Évidemment, malgré les appels à ne pas faire d’amalgame entre terrorisme et musulmans, cela ne fait pas un pli, on sait à qui va profiter le crime dans une Europe où l’islamophobie est à son comble, notamment en France avec le succès des Finkielkraut, Zemmour, Houellebecq et la montée du Front National. On le voit avec les crétins qui accusent immédiatement le Coran, rien que ça, d’être le véritable coupable de la tuerie ! Ce ne sont plus des caricatures cette fois mais un livre qui serait maléfique. Au moins, il n’y a pas à s’embêter avec des causes plus concrètes et complexes, le simplisme est bien plus satisfaisant pour l’esprit et pour protéger les si gentils chrétiens que nous sommes, pleins d’amour et d’ouverture à l’autre, contrairement à ces chiens de musulmans. Il serait bien justifié de massacrer ces barbares, au moins de les renvoyer « chez eux » sinon les parquer dans des camps.

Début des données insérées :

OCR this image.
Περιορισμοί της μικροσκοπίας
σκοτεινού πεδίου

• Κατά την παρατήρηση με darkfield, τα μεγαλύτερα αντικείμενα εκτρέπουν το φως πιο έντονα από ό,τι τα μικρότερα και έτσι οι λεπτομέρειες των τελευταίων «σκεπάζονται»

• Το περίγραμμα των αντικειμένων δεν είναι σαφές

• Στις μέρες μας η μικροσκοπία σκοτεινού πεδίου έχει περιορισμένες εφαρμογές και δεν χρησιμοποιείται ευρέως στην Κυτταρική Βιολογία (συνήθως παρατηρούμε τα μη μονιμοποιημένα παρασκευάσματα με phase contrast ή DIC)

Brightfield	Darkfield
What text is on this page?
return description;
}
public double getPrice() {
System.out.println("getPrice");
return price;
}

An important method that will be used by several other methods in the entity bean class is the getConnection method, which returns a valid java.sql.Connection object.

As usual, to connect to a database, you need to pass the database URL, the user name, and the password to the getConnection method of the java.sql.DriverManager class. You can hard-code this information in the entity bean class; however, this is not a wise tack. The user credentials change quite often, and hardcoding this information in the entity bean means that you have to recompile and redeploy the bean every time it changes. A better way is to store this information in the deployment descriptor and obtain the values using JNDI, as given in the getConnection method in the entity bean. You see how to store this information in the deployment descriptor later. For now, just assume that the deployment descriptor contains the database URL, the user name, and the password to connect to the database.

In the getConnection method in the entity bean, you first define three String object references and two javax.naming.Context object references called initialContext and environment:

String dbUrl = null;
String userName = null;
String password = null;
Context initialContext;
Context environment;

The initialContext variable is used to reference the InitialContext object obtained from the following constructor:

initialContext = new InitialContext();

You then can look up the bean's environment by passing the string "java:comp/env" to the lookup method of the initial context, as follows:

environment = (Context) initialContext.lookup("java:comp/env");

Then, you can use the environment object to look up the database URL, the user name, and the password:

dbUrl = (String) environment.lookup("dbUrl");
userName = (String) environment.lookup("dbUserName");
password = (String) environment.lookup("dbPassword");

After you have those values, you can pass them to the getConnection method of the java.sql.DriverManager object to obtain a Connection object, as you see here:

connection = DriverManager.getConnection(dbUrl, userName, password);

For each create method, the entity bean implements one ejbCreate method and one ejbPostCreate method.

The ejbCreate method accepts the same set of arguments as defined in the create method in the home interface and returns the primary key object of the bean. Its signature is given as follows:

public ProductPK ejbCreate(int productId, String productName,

C’est, bien sûr, l’histoire de la paille et la poutre dont Norbert Elias précise le mécanisme dans « Logiques de l’exclusion » par le fait qu’on s’identifie aux meilleurs de notre camp alors qu’on identifie les autres à leurs pires représentants (délinquants). Je suis toujours très surpris de devoir rappeler ce mécanisme et qu’il ne soit pas plus connu et admis. C’est qu’il dérange trop notre narcissisme et les discours obligés à la gloire du pays et de notre haute civilisation (nos valeurs humanistes comme si les autres n’en avaient pas !). Notre histoire n’est pourtant pas dépourvue de massacres à grande échelle (notamment colonialistes) et on a beau jeu de prétendre que la religion chrétienne ne serait pas guerrière, contrairement au Coran qui encourage effectivement le combat pour sa foi, alors que c’est quand même la guerre qui a converti Constantin (« In hoc signo vinces ») et donc tout l’Empire au christianisme. De plus, l’Europe chrétienne a été sans doute la région du monde qui a généré le plus de guerres et colonisé le plus de territoires. Croisades et inquisition font certainement partie de notre passé mais on ne peut accuser là-dessus les musulmans que d’un certain retard sur nous, non d’une différence d’essence. Les plus chrétiens aujourd’hui, sont les États-Unis où l’on ne peut occuper certains postes officiels si l’on n’est pas croyant, puissance armée jusqu’aux dents qui est si peu pacifique que l’islamisme s’est en grande partie constitué en réaction.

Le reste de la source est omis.